Generating random sequence in tensorflow with another tensor as seed


I have a use-case where I need to generate a sequence of random integers given an input integer. There are many ways to do this in python. The one I am currently using is as follows:

import hashlib
def nextRandom(seed, length, maxval):
    md5 = hashlib.md5(str(hash(seed)).encode('utf-8'))
    for k in range(length):
        md5.update(str(k).encode('utf-8'))
        yield int(md5.hexdigest(), 16) % maxval

seed = 12345
length = 10
maxval = 1000
for randInt in nextRandom(seed, length, maxval):
    print(randInt)

This ensures that the generated sequence is fixed given a seed value.
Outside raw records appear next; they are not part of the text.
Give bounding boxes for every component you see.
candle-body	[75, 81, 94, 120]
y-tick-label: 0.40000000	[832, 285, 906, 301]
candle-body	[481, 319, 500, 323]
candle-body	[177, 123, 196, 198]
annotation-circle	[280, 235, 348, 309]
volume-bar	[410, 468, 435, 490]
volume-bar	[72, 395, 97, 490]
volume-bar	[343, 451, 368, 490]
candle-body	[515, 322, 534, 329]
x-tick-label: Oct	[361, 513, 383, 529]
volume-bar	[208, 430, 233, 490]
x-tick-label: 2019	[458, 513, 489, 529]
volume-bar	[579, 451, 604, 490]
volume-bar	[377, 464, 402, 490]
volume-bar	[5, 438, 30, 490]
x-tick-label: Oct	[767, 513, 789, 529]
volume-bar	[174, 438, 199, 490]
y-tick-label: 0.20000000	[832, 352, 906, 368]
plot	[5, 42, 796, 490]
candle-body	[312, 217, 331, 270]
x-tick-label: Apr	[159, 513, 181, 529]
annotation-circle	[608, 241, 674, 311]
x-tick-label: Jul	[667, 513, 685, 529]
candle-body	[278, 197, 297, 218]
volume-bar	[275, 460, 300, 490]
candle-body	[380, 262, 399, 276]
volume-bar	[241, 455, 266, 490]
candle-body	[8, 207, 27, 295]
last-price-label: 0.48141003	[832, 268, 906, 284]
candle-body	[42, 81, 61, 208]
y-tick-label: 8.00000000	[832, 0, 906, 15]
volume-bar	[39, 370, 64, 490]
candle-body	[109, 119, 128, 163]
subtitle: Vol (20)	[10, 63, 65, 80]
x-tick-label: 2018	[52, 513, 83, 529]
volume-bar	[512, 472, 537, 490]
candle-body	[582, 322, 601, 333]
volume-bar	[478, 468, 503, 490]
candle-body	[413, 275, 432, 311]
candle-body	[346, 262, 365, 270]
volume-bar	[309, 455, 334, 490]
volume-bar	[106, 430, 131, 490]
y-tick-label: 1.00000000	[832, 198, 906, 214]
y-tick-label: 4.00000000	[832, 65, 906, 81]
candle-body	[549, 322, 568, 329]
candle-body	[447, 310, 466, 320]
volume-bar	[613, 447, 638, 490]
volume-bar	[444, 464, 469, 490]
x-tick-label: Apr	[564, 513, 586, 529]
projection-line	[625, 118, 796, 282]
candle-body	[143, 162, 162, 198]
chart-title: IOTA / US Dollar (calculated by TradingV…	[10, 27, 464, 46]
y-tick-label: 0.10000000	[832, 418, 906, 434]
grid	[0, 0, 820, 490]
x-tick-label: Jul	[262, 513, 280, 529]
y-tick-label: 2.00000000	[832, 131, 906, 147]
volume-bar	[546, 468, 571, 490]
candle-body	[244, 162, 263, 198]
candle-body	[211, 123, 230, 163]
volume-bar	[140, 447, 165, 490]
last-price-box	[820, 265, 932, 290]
Now, I need to a similar functionality in tensorflow where seed comes as a tensor and the returned sequence should also be tensor.

I checked this issue in tensorflow github page, but couldn't find a working solution.


Solution

  • Here is one possible solution with tf.contrib.stateless module:

    import tensorflow as tf
    
    seed = tf.random_uniform(shape=[2], dtype=tf.int64, maxval=1000000)
    x = tf.contrib.stateless.stateless_random_uniform(shape=(1, 1), dtype=tf.float32, seed=seed)
    
    sess = tf.Session()
    print(sess.run(x))
    

    Note that, the stateless module does not support integers unless in stateless_multinomial case.